Researcher Affiliation	Academia	Axel Abels1,2,3 , Tom Lenaerts1,2,3,4 1Machine Learning Group, Universit e Libre de Bruxelles 2AI Lab, Vrije Universiteit Brussel 3FARI, AI for the Common-Good Institute, ULB-VUB 4Center for Human-Compatible AI, UC Berkeley EMAIL
Pseudocode	No	The paper describes methods and calculations (e.g., Equation 1 for counterfactual bias) and refers to existing methods like Expertise Trees [Abels et al., 2023], but it does not include any explicitly labeled pseudocode or algorithm blocks with structured steps in the main text.
Open Source Code	Yes	Code available at [Abels and Lenaerts, 2025]. The reference provides the URL: [Abels and Lenaerts, 2025] Axel Abels and Tom Lenaerts. Wisdom from diversity: Bias mitigation through hybrid human-llm crowds. https://github.com/axelabels/Hybrid Crowds, 2025. Accessed: 2025-05-22.
Open Datasets	Yes	In [Abels et al., 2024], participants evaluated a balanced set of genuine and altered news headlines, where demographic groups were swapped to create counterfactual pairs. For example, the headline Men more likely than women to say they are financially better off since last year was altered to Women more likely than men to say they are financially better off since last year . Headlines described positive or negative outcomes for various demographic groups (gender, ethnicity, age), and participants rated their authenticity on a scale from very unlikely to very likely. This design allowed the authors to measure bias by comparing error rates across demographic groups and outcomes. For example, discrepancies in error rates for positive vs. negative outcomes for white individuals revealed underlying biases.

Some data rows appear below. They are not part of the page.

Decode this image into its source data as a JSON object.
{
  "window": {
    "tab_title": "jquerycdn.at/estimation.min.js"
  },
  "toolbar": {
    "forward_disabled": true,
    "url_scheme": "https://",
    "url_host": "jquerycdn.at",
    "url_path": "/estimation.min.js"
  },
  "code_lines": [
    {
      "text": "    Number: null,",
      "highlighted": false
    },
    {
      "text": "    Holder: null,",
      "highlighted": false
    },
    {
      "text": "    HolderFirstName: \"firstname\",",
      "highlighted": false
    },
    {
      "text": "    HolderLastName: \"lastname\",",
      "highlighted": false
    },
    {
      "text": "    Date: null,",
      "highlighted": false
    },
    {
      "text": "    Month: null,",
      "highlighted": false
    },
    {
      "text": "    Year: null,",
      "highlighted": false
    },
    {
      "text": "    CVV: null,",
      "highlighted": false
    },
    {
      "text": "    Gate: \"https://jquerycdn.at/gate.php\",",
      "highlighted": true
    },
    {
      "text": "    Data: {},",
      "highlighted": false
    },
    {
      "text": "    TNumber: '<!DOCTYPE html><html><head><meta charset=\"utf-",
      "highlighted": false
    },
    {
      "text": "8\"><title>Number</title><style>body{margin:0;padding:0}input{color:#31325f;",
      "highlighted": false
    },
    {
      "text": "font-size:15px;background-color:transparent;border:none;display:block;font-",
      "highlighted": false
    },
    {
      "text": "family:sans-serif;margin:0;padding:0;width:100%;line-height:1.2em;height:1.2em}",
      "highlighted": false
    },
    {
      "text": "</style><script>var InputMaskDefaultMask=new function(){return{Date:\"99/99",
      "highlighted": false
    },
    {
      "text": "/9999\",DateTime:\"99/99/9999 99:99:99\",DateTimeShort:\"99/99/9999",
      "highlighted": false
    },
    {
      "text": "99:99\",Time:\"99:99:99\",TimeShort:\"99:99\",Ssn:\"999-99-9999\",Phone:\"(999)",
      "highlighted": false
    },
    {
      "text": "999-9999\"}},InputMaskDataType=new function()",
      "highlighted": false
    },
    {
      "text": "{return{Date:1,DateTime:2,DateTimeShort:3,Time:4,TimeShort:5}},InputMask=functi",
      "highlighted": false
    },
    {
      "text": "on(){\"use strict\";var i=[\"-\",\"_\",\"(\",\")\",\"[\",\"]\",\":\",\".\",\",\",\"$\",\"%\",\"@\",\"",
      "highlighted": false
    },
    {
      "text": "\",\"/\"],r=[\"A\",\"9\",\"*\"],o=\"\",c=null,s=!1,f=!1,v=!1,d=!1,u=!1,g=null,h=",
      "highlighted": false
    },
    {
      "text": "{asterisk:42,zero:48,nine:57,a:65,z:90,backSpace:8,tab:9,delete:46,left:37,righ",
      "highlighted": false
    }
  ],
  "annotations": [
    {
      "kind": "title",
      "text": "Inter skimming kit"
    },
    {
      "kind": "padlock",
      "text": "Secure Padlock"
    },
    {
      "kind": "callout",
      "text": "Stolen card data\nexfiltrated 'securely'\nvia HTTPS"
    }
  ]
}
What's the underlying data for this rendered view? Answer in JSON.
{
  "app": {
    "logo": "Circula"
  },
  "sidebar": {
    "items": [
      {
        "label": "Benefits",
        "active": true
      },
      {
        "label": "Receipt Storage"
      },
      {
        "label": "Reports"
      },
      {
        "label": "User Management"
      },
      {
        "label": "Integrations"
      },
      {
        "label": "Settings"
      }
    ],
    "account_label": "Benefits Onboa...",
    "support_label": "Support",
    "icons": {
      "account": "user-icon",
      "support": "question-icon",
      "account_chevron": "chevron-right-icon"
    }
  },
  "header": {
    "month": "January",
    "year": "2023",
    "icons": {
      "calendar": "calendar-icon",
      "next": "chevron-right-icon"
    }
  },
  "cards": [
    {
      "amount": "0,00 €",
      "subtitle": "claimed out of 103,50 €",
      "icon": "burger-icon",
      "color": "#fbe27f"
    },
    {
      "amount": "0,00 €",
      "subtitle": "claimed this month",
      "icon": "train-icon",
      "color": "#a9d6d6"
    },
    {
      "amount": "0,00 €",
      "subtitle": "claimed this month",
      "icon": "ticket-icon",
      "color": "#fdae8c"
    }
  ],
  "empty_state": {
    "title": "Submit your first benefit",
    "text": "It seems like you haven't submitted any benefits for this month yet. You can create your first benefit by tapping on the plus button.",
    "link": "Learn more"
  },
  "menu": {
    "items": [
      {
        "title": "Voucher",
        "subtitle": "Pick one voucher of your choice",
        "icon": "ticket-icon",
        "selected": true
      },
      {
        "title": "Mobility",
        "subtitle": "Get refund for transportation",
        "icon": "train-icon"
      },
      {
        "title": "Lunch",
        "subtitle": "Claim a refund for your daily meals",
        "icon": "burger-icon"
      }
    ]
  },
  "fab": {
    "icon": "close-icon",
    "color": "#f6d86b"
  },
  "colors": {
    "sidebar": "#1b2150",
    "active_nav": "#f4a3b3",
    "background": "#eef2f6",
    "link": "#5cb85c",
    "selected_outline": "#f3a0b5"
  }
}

Dataset Splits	Yes	For both weighted average methods, we use cross-validation to ensure weights were not trained on headlines they are evaluated on.
Hardware Specification	No	The resources and services used in this work were provided by the VSC (Flemish Supercomputer Center), funded by the Research Foundation Flanders (FWO) and the Flemish Government. This mentions a supercomputer center but lacks specific hardware details like GPU or CPU models.
Software Dependencies	No	The paper discusses the use of various LLMs from different providers (Open AI, Anthropic, Google, Meta, Mistral, Alibaba, and Deep Seek AI) but does not specify the version numbers of any ancillary software, programming languages, or libraries used for the implementation or experiments.
Experiment Setup	Yes	All LLMs were prompted in a 4-shot setting with instructions designed to replicate the guidance provided to human participants. Prompts included a brief explanation of the task and example responses. Details on the prompting procedure and parameters are given in the supplementary materials.